When wealthy people go shopping they think: Delay it now, investrepparttar 112211 money, and have all you want later on! They embrace delayed gratification.

Generally, too soon,repparttar 112212 average people would end up in debt due to their principles of immediate gratification. And in most cases their debt worsens. Car loans, furniture loans, education loans, home loans, credit cards… and who knows what else.

Asrepparttar 112213 story continuous, I believe, it becomes more and more familiar torepparttar 112214 vast majority: In order to pay off allrepparttar 112215 debts, they become slaves of their own jobs after they realised that they had been “slaves of their own debt” for some time.

To them, a job becomes a necessity as opposed to a choice.
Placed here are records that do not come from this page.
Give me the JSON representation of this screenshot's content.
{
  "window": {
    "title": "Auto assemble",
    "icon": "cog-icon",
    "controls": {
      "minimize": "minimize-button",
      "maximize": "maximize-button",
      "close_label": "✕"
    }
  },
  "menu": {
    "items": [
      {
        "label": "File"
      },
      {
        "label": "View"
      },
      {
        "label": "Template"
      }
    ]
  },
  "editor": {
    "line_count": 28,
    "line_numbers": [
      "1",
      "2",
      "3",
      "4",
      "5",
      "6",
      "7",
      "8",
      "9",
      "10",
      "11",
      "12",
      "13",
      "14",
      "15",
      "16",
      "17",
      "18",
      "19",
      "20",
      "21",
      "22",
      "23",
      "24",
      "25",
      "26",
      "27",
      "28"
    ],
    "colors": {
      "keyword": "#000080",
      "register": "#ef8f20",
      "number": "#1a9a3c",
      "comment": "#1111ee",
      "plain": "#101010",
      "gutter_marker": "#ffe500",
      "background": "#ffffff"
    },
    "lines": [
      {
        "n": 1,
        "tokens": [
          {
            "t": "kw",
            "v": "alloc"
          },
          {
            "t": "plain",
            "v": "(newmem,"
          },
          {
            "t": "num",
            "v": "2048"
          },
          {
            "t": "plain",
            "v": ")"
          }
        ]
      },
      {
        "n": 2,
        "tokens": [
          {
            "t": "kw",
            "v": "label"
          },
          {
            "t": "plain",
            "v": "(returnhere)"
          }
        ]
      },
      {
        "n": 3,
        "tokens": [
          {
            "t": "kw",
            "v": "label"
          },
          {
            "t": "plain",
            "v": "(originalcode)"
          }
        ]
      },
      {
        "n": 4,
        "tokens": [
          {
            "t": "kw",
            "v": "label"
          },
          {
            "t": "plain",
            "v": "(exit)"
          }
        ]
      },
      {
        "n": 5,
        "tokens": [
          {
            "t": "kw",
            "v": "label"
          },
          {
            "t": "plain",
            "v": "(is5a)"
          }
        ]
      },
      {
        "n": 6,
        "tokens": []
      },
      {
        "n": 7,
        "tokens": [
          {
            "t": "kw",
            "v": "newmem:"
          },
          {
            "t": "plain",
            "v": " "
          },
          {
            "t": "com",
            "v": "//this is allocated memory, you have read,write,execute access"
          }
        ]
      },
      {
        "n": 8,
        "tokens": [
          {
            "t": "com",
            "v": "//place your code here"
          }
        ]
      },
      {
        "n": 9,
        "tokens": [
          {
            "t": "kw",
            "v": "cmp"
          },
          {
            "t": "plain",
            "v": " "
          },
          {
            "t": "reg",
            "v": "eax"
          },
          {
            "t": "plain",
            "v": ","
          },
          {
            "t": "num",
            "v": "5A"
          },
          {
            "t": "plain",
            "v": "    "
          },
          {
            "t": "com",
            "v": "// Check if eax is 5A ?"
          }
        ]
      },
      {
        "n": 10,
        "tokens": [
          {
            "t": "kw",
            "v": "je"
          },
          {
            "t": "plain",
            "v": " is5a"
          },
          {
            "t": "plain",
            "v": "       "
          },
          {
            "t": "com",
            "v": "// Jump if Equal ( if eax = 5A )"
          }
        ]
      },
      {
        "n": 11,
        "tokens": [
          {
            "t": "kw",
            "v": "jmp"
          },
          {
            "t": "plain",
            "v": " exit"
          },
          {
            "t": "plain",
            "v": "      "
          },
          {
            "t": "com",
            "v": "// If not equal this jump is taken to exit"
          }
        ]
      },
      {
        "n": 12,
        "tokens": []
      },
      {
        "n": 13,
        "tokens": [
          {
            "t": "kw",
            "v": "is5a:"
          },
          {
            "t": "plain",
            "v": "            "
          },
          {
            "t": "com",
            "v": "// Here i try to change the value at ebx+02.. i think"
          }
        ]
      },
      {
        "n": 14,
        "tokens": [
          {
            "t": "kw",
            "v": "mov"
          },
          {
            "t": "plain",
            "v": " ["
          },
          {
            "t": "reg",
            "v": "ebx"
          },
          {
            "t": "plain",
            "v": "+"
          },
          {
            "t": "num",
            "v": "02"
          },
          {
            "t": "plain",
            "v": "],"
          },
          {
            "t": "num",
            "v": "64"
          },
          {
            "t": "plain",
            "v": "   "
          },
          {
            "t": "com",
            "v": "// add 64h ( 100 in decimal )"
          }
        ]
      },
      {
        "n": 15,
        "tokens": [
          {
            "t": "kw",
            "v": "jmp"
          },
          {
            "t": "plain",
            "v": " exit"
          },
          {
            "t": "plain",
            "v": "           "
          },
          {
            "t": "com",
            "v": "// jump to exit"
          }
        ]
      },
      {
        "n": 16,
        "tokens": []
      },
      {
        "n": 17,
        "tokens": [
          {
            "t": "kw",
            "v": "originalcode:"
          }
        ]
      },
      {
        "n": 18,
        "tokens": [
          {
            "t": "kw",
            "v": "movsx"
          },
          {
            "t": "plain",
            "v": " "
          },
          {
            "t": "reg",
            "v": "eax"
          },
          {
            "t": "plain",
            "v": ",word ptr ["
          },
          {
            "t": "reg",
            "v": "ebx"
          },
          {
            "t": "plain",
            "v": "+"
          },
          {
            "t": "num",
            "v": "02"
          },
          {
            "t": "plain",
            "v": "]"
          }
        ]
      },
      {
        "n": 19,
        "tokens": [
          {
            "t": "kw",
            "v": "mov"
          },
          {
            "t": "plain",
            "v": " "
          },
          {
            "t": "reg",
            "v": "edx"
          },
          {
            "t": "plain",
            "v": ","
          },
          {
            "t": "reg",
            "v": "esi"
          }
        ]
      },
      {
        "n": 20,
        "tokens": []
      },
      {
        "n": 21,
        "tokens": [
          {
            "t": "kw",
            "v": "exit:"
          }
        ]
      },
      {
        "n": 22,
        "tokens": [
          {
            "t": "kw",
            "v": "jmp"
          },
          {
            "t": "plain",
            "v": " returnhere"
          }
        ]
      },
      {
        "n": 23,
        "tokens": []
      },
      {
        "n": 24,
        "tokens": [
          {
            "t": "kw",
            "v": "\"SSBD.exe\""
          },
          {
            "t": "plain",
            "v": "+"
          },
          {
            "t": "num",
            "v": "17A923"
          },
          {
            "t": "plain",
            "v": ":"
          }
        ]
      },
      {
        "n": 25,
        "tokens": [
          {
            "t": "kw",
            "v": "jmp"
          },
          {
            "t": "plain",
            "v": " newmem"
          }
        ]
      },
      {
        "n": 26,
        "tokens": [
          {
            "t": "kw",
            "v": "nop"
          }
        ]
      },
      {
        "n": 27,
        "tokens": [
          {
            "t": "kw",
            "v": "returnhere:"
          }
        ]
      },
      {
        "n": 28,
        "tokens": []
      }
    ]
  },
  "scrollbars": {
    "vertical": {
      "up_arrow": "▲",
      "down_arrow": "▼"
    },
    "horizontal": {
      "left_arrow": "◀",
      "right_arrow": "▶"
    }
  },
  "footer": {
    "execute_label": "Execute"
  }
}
It is chosen based on how bigrepparttar 112216 salary is to pay off their debt, instead of onrepparttar 112217 satisfactionrepparttar 112218 job provides.

Can these people retire early? No. In fact, they wouldn’t even dare to think about it! They are too deep in debt to quit and to just come and go almost at will.

Onrepparttar 112219 other hand, not only dorepparttar 112220 wealthy knowrepparttar 112221 negatives of being in a debt, they also know preciselyrepparttar 112222 advantages of being debt-free. By being debt-free, they have more money to save.

The more money wealthy people have,repparttar 112223 more they can invest in their own businesses. Exactly these businesses are their assets that generate life-long passive income for them. True wealthy people have known for decades that having traditional jobs would NEVER make them rich. It would make their bosses rich for sure but there is no way acquiring real wealth merely by trading time for money.